# ULMFit Paper: Question on learning rates (section 3.2)

Regarding …

“first choose the learning rate n(L) of the last layer by fine-tuning only the last layer and using n(l-1) = n(l)/2.6 as the learning rate for lower layers”

How is this implemented in fast.ai speak where the LM `learner` where we can apply different learning rates by layer group (of which there is 4)? Would it be something like:

``````lr = 0.004
learner.fit([lr/2.6*3, lr/2.6*2, lr/2.6, lr], use_clr_beta=(10,10,0.95,0.85), cycle_len=15)
``````
2 Likes

For LM, there’s an example in the `imdb.ipynb` from Part 2:

``````In :

lr=3e-3
lrm = 2.6
lrs = np.array([lr/(lrm**4), lr/(lrm**3), lr/(lrm**2), lr/lrm, lr])
``````

So it should be power of 2 instead of multiply of 2.

By the way, did anyone try using this new discriminative rate setup on vision task?

1 Like

Good catch!

But this is done for the classifier whereas the paper seems to indicate that this should be how we define the learning rates for fine-tuning the language model. Perhaps I’m reading the paper wrong??? Or perhaps the notebooks aren’t updated to reflect the paper???
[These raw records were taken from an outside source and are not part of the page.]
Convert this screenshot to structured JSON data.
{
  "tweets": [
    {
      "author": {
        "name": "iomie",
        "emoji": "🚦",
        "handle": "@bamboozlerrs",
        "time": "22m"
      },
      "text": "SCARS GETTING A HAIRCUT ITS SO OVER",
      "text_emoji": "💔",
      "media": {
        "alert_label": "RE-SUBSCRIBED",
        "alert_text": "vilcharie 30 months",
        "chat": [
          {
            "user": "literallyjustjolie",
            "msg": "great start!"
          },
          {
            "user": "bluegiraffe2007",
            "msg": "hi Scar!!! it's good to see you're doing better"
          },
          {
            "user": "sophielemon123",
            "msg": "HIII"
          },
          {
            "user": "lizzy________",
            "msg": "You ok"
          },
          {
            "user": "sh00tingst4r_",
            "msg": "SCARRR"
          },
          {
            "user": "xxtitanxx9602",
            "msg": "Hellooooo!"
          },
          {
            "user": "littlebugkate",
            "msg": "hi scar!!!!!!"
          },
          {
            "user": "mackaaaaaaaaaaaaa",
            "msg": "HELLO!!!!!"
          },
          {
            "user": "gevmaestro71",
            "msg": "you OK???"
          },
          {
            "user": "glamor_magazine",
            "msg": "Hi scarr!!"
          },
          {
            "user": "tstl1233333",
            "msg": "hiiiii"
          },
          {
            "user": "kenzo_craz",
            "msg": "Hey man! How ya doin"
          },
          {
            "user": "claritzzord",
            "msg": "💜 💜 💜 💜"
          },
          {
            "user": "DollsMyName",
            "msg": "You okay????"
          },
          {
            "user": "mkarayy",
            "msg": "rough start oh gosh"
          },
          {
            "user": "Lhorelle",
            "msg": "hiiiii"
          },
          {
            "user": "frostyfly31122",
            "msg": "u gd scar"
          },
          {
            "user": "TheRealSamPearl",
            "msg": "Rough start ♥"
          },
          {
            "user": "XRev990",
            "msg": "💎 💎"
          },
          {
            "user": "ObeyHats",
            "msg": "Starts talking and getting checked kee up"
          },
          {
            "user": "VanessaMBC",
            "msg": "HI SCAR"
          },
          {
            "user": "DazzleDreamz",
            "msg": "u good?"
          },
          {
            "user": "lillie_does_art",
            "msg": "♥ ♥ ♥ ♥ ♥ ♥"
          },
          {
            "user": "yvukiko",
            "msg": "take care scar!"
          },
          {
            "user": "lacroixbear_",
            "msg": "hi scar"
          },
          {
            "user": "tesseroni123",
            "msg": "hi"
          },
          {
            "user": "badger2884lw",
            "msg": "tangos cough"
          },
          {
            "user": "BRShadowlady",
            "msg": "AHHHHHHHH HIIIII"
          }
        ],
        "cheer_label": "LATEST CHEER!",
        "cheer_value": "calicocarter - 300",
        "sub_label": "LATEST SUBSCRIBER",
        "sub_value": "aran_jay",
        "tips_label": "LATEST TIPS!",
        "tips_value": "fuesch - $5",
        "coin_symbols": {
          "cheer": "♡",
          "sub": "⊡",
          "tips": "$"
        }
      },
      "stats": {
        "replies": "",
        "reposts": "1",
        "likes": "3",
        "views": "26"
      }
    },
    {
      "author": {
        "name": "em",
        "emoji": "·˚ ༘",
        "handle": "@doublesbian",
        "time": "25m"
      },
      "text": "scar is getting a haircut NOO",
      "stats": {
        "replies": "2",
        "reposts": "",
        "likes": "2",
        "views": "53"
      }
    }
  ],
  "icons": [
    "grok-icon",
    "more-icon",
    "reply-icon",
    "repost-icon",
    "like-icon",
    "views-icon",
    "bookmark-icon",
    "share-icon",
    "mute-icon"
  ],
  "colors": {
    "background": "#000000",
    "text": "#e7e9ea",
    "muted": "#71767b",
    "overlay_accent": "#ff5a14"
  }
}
There is LM fine-tuning and Classifier fine-tuning … so I guess I’m confused about the discriminative learning rates that should be applied to each insofar as my reading of the paper goes.

Correct me if I’m wrong, I thought we are using LM as backbone to do classification with custom head.

You can see the actual code from the paper in the `dl2/imdb_scripts` folder.

2 Likes

Thanks for the link! Nice to look at the code.

I’m looking at `train_tri_lm.py` but I still don’t see where you “first choose the learning rate of the last layer by fine-tuning only the last layer”.

I see where if you are training with discriminative lrs you set `lrs = np.array([lr/6,lr/3,lr,lr/2])`, but insofar as training only the last layer first, I don’t see it. If I’m reading the code right, it looks like you guys train all the layers initially (see line 130: `learner.unfreeze()`).

There is code that looks to do what the paper describes, but its commented out (see line 123):

``````#learner.freeze_to(-1)
#learner.fit(lrs, 1, wds=wd, use_clr=(6,4), cycle_len=1)
``````

So I’m not sure what to make of this.

Now I understand what’s your problem. It seems `train_tri_lm.py` use a different way to do discriminative learning rate and I don’t understand the logic behind as well.

Also, is there a list of different argument values you passed to `def train_lm()`?